Prove that

Question:

Prove that $5 \sqrt{2}$ is irrational.

Solution:

Let $5 \sqrt{2}$ is a rational number.

$\therefore 5 \sqrt{2}=\frac{p}{q}$, where $p$ and $q$ are some integers and $\operatorname{HCF}(p, q)=1$     ......(1)

$\Rightarrow 5 \sqrt{2} q=p$

$\Rightarrow(5 \sqrt{2} q)^{2}=p^{2}$

$\Rightarrow 2\left(25 q^{2}\right)=p^{2}$

$\Rightarrow p^{2}$ is divisible by 2

$\Rightarrow p$ is divisible by 2 .....(2)

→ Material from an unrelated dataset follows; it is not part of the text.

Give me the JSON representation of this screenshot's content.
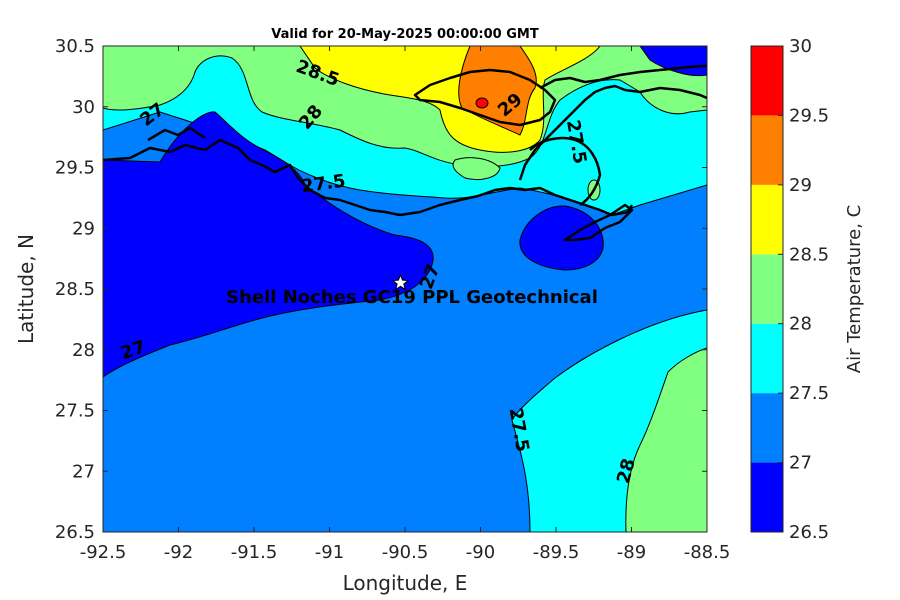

Let p = 2m, where m is some integer.

$\therefore 5 \sqrt{2} q=2 m$

$\Rightarrow(5 \sqrt{2} q)^{2}=(2 m)^{2}$

$\Rightarrow 2\left(25 q^{2}\right)=4 m^{2}$

$\Rightarrow 25 q^{2}=2 m^{2}$

$\Rightarrow q^{2}$ is divisible by 2

$\Rightarrow q$ is divisible by 2    ......(3)

From (2) and (3), 2 is a common factor of both p and q, which contradicts (1).
Hence, our assumption is wrong.

Thus, $5 \sqrt{2}$ is irrational.